Warga Mauritania kulit hitam berkulit gelap terdiri dari Haratines, kelompok berbahasa Arab yang merupakan keturunan dari orang-orang yang sebelumnya diperbudak. Ada juga kelompok yang tidak berbahasa Arab seperti Fulani dan Wolof, yang sebagian besar berasal dari daerah perbatasan Senegal di selatan negara itu.
Warga Mauritania kulit hitam, kata Sow, pernah dideportasi secara massal dengan truk dari negara itu ke Senegal. Ini terjadi pada April 1989, ketika ketegangan yang bergejolak antara penggembala Mauritania dan petani Senegal di komunitas perbatasan meletus dan menyebabkan Perang Perbatasan 1989-1991 antara kedua negara. Kedua belah pihak mengerahkan militer mereka dalam pertempuran tembakan berat. Di Senegal, gerombolan menyerang pedagang Mauritania, dan di Mauritania, pasukan keamanan menindak warga negara Senegal.

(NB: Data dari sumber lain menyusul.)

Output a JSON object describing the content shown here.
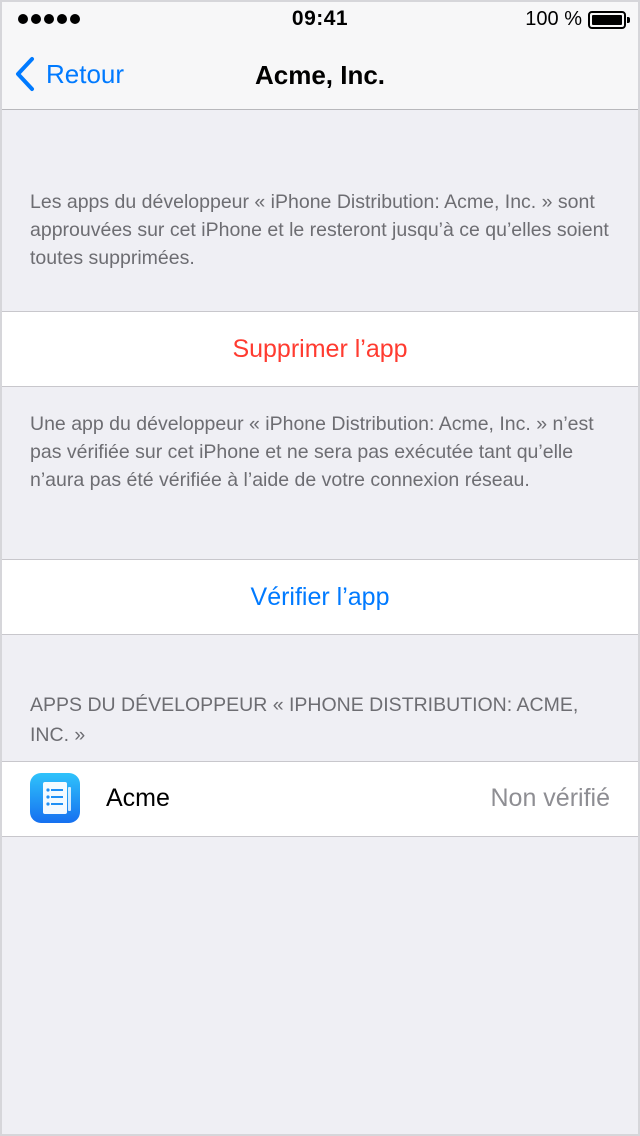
{
  "status_bar": {
    "time": "09:41",
    "battery_label": "100 %"
  },
  "nav": {
    "back_label": "Retour",
    "title": "Acme, Inc."
  },
  "trust_info": "Les apps du développeur « iPhone Distribution: Acme, Inc. » sont approuvées sur cet iPhone et le resteront jusqu’à ce qu’elles soient toutes supprimées.",
  "delete_button": "Supprimer l’app",
  "verify_info": "Une app du développeur « iPhone Distribution: Acme, Inc. » n’est pas vérifiée sur cet iPhone et ne sera pas exécutée tant qu’elle n’aura pas été vérifiée à l’aide de votre connexion réseau.",
  "verify_button": "Vérifier l’app",
  "apps_section": {
    "header": "APPS DU DÉVELOPPEUR « IPHONE DISTRIBUTION: ACME, INC. »",
    "items": [
      {
        "name": "Acme",
        "status": "Non vérifié",
        "icon": "notes-list-icon"
      }
    ]
  },
  "colors": {
    "accent": "#007aff",
    "destructive": "#ff3b30",
    "background": "#efeff4",
    "icon_top": "#2fc3fb",
    "icon_bottom": "#1670f0"
  }
}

Karena gerakan pembebasan kulit hitam juga tumbuh saat itu, dan pemerintah militer Mauritania takut akan kudeta, pemerintah juga menindak warga Mauritania kulit hitam.

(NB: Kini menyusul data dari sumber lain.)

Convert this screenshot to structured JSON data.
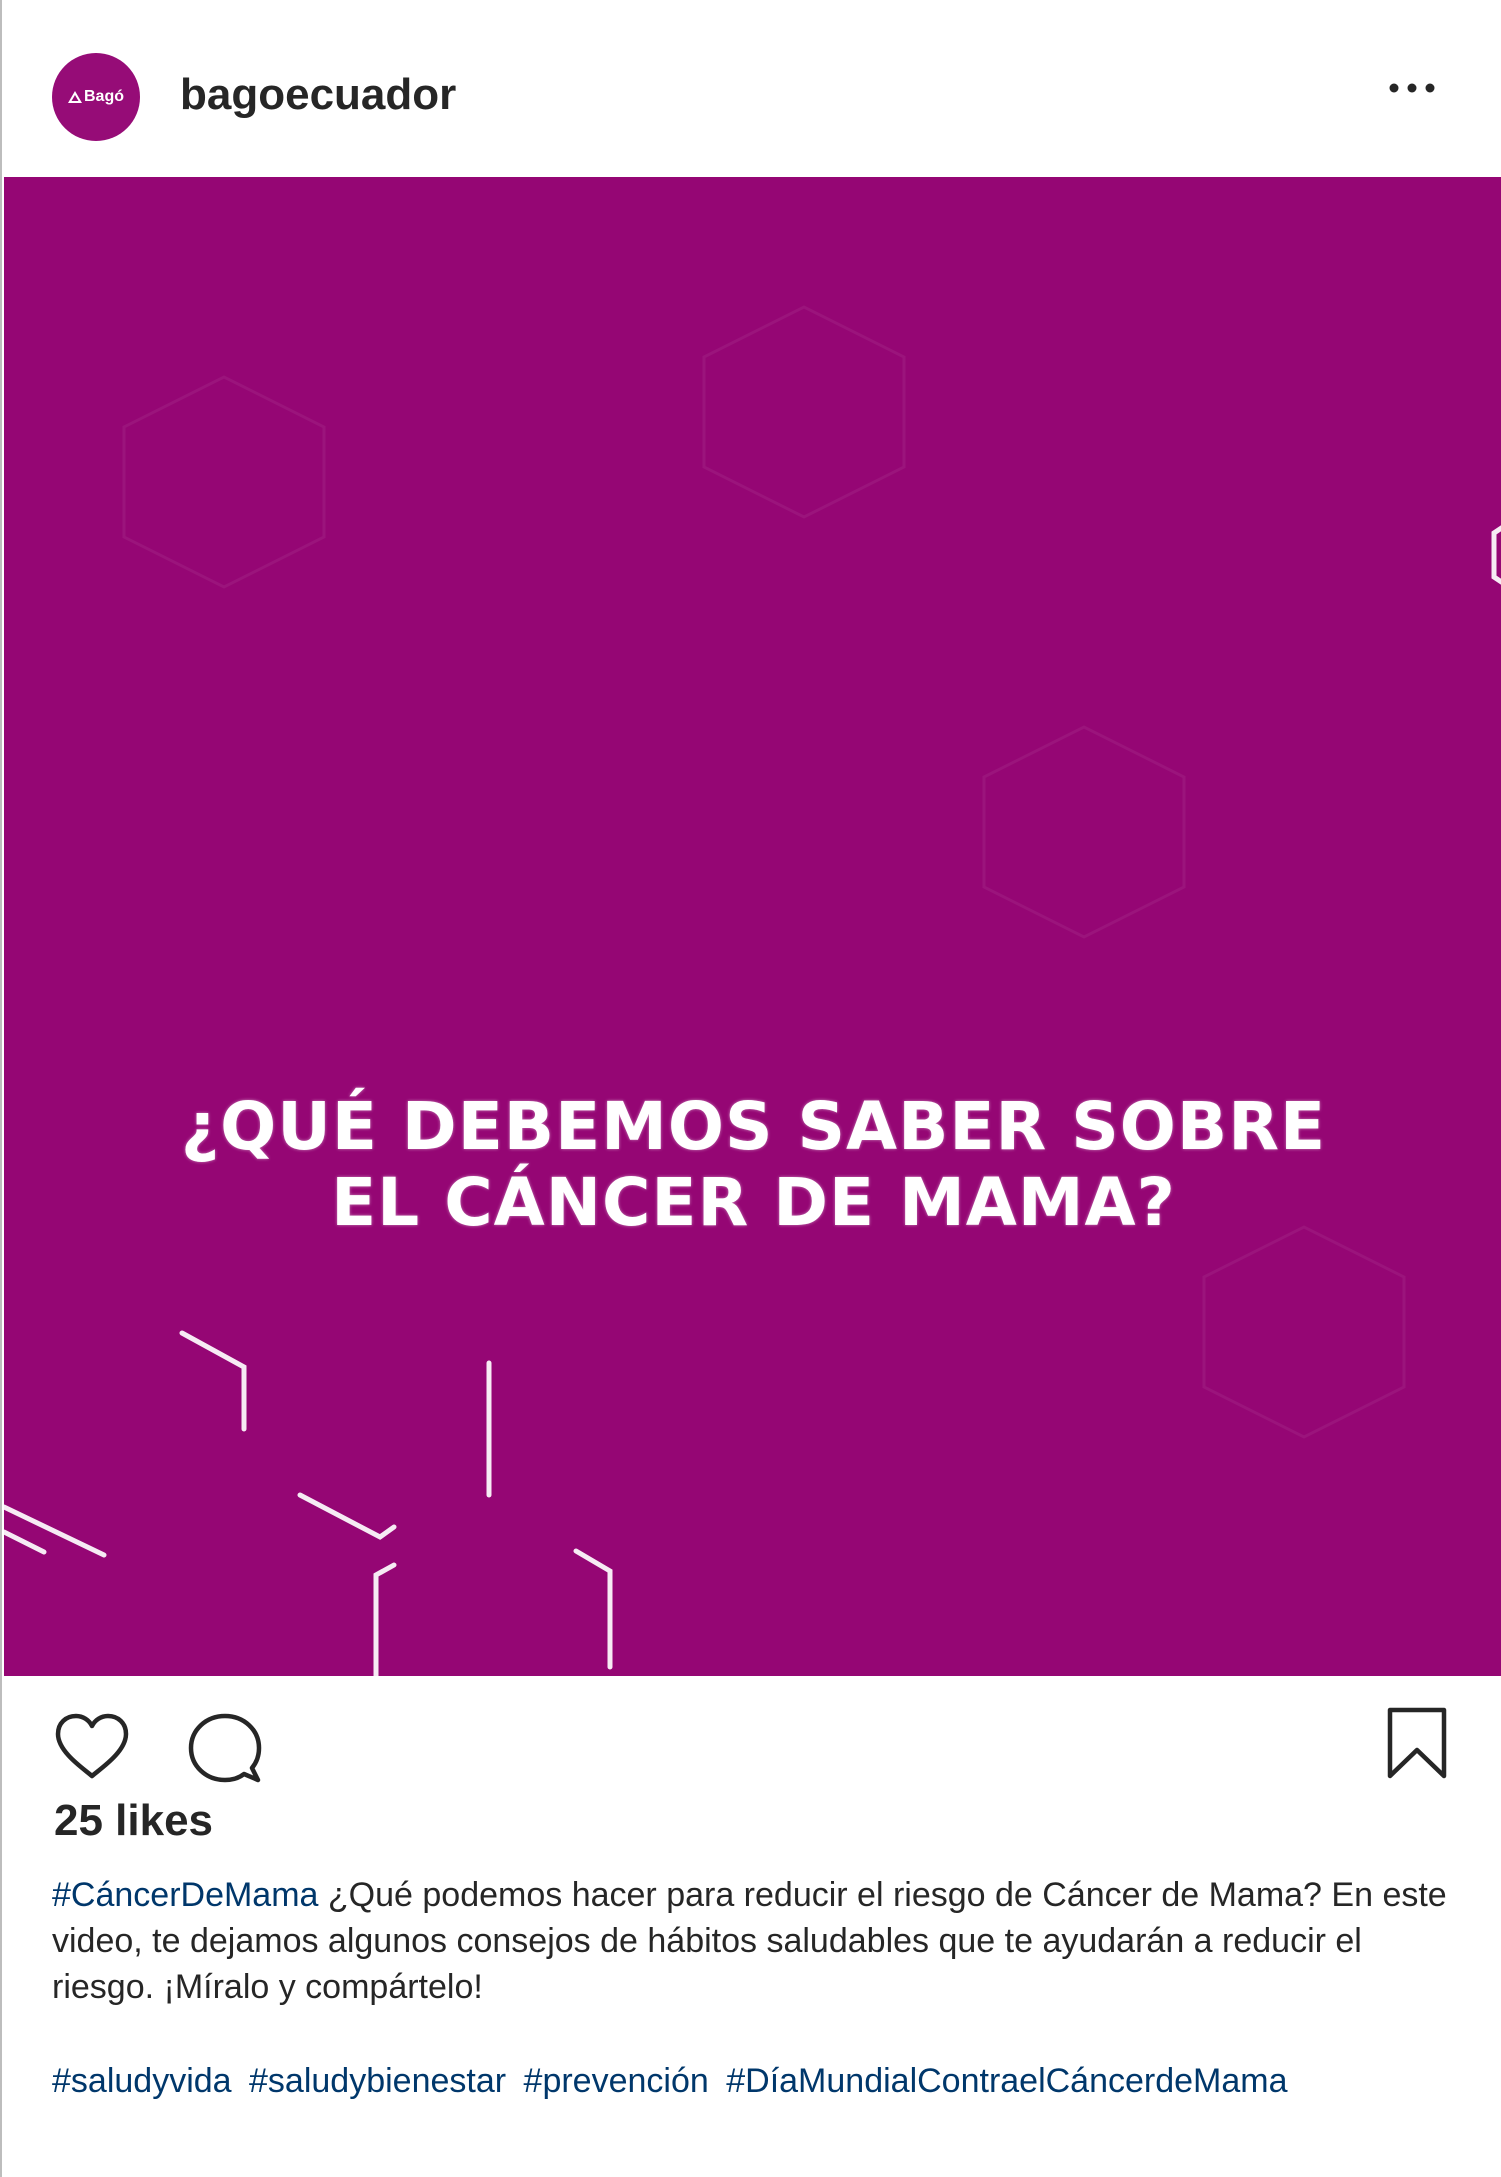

Pada tahun 1991, ada ribuan pengungsi di kedua sisi. Namun, setelah perdamaian tercapai, pemerintah Mauritania mengusir ribuan warga Mauritania kulit hitam dengan dalih memulangkan pengungsi Senegal. Sekitar 60.000 orang dipaksa masuk ke Senegal. Banyak yang kehilangan dokumen kewarganegaraan dan properti penting dalam proses tersebut.

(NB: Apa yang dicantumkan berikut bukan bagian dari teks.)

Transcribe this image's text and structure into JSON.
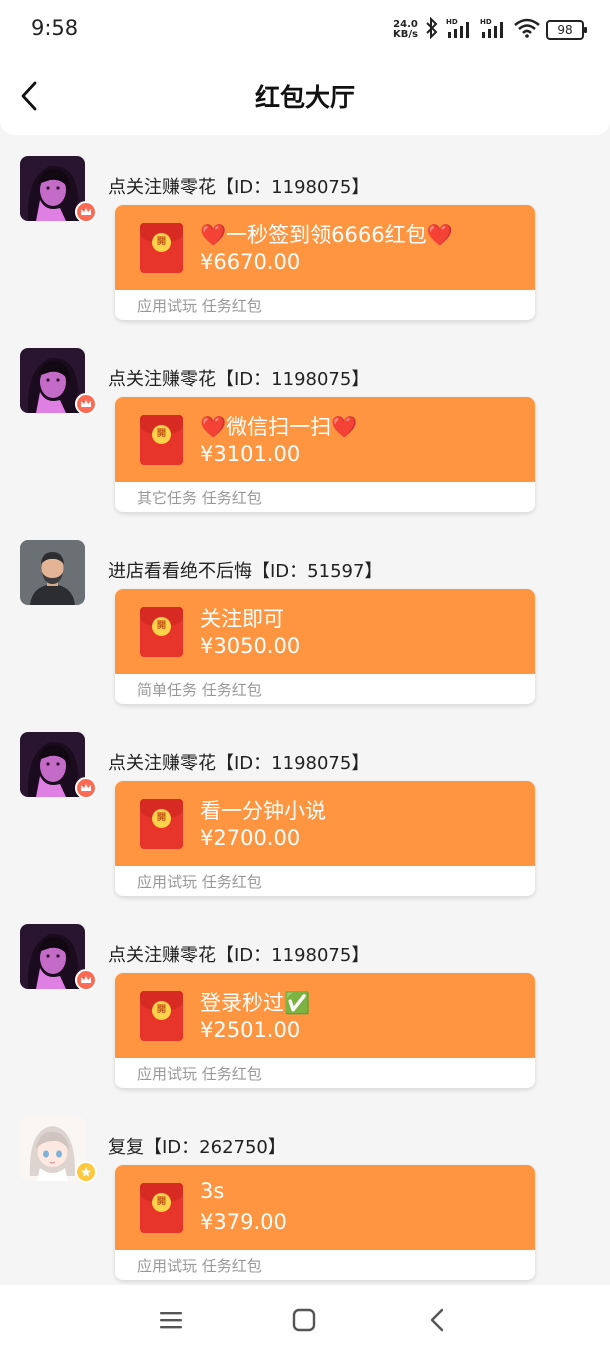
{
  "status_bar": {
    "time": "9:58",
    "net_speed_value": "24.0",
    "net_speed_unit": "KB/s",
    "signal1_label": "HD",
    "signal2_label": "HD",
    "battery": "98",
    "icons": [
      "bluetooth-icon",
      "signal-icon",
      "signal-icon",
      "wifi-icon",
      "battery-icon"
    ]
  },
  "header": {
    "title": "红包大厅",
    "back_icon": "back-arrow-icon"
  },
  "theme": {
    "card_color": "#ff9540",
    "envelope_color": "#e8352b",
    "background": "#f5f5f5"
  },
  "envelope_coin_char": "開",
  "entries": [
    {
      "sender": "点关注赚零花【ID：1198075】",
      "title": "❤️一秒签到领6666红包❤️",
      "amount": "¥6670.00",
      "tags": "应用试玩 任务红包",
      "avatar": "dark-portrait",
      "badge": "red-crown"
    },
    {
      "sender": "点关注赚零花【ID：1198075】",
      "title": "❤️微信扫一扫❤️",
      "amount": "¥3101.00",
      "tags": "其它任务 任务红包",
      "avatar": "dark-portrait",
      "badge": "red-crown"
    },
    {
      "sender": "进店看看绝不后悔【ID：51597】",
      "title": "关注即可",
      "amount": "¥3050.00",
      "tags": "简单任务 任务红包",
      "avatar": "default-user",
      "badge": "none"
    },
    {
      "sender": "点关注赚零花【ID：1198075】",
      "title": "看一分钟小说",
      "amount": "¥2700.00",
      "tags": "应用试玩 任务红包",
      "avatar": "dark-portrait",
      "badge": "red-crown"
    },
    {
      "sender": "点关注赚零花【ID：1198075】",
      "title": "登录秒过✅",
      "amount": "¥2501.00",
      "tags": "应用试玩 任务红包",
      "avatar": "dark-portrait",
      "badge": "red-crown"
    },
    {
      "sender": "复复【ID：262750】",
      "title": "3s",
      "amount": "¥379.00",
      "tags": "应用试玩 任务红包",
      "avatar": "anime-girl",
      "badge": "gold-star"
    }
  ],
  "nav_bar": {
    "buttons": [
      "menu-icon",
      "home-icon",
      "back-icon"
    ]
  }
}
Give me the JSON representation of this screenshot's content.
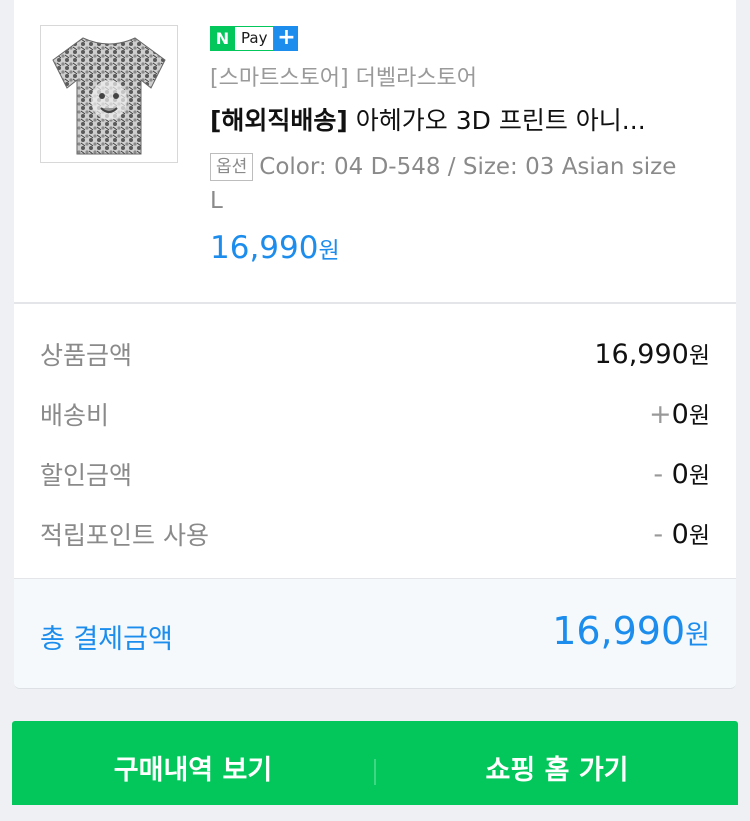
{
  "product": {
    "npay_n": "N",
    "npay_pay": "Pay",
    "npay_plus": "+",
    "store": "[스마트스토어] 더벨라스토어",
    "title_tag": "[해외직배송]",
    "title_rest": " 아헤가오 3D 프린트 아니...",
    "option_badge": "옵션",
    "option_text": "Color: 04 D-548 / Size: 03 Asian size L",
    "price": "16,990",
    "price_unit": "원"
  },
  "summary": {
    "rows": [
      {
        "label": "상품금액",
        "sign": "",
        "value": "16,990",
        "unit": "원"
      },
      {
        "label": "배송비",
        "sign": "+",
        "value": "0",
        "unit": "원"
      },
      {
        "label": "할인금액",
        "sign": "- ",
        "value": "0",
        "unit": "원"
      },
      {
        "label": "적립포인트 사용",
        "sign": "- ",
        "value": "0",
        "unit": "원"
      }
    ],
    "total_label": "총 결제금액",
    "total_value": "16,990",
    "total_unit": "원"
  },
  "buttons": {
    "history": "구매내역 보기",
    "shopping_home": "쇼핑 홈 가기"
  },
  "colors": {
    "accent_blue": "#1d8ded",
    "naver_green": "#03c75a"
  },
  "icons": {
    "product_thumbnail": "t-shirt-image"
  }
}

“Saya juga menjadi korban,” kata Sow. “Tidak aman bagi orang kulit hitam yang tidak bisa berbahasa Arab. Saya menyaksikan orang-orang bersenjata pergi dari rumah ke rumah dan bertanya apakah mereka orang Mauritania, memukuli mereka, bahkan membunuh mereka.”
Sow mengatakan itulah sebabnya deportasi migran Sub-Sahara menakutkan komunitas tersebut. Meskipun ia telah menulis surat terbuka kepada pemerintah yang memperingatkan bagaimana orang kulit hitam dapat terkena dampak, ia mengatakan tidak ada tanggapan.
“Ketika mereka memulai deportasi baru-baru ini lagi, saya tahu ke mana arahnya, dan kami sudah mendengar tentang seorang warga Mauritania kulit hitam yang dideportasi ke Mali. Kami sudah membunyikan alarm begitu lama, tetapi pemerintah tidak responsif.”
Pemerintah Mauritania mengarahkan Al Jazeera ke pernyataan sebelumnya yang dirilis mengenai deportasi, tetapi tidak menanggapi tuduhan kemungkinan pengusiran paksa warga Mauritania kulit hitam.
Dalam pernyataan itu, pemerintah mengatakan menyambut migran legal dari negara-negara tetangga, dan bahwa mereka menargetkan migran ireguler dan jaringan penyelundup.
“Mauritania telah melakukan upaya signifikan untuk memungkinkan warga negara Afrika Barat melegalkan status tinggal mereka dengan mendapatkan kartu penduduk mengikuti prosedur yang disederhanakan,” bunyi pernyataan itu.
Meskipun Mauritania akhirnya setuju untuk menerima kembali warganya antara tahun 2007 dan 2012, banyak warga Afro-Mauritania masih tidak memiliki dokumen yang membuktikan kewarganegaraan mereka karena pemerintahan berturut-turut menerapkan undang-undang dokumentasi dan sensus yang berfluktuasi. Puluhan ribu saat ini tidak memiliki kewarganegaraan, kata Sow. Setidaknya 16.000 pengungsi memilih untuk tinggal di Senegal untuk menghindari penganiayaan di Mauritania.
Sow mengatakan ketakutan akan deportasi paksa lainnya muncul di atas masalah lain, termasuk undang-undang nasional yang mengharuskan siswa di semua sekolah belajar dalam bahasa Arab, terlepas dari budaya mereka. Bahasa Arab adalah lingua franca Mauritania, tetapi warga Afro-Mauritania yang berbicara bahasa seperti Wolof atau Pula menentang apa yang mereka sebut “Arabisasi paksa”. Sow menyebutnya “genosida budaya”.
Meskipun ada undang-undang izin tinggal baru, tambah Sow, migran, serta populasi Mauritania kulit hitam, harus dilindungi.
“Apakah mereka migran atau bukan, mereka memiliki hak mereka sebagai manusia,” katanya.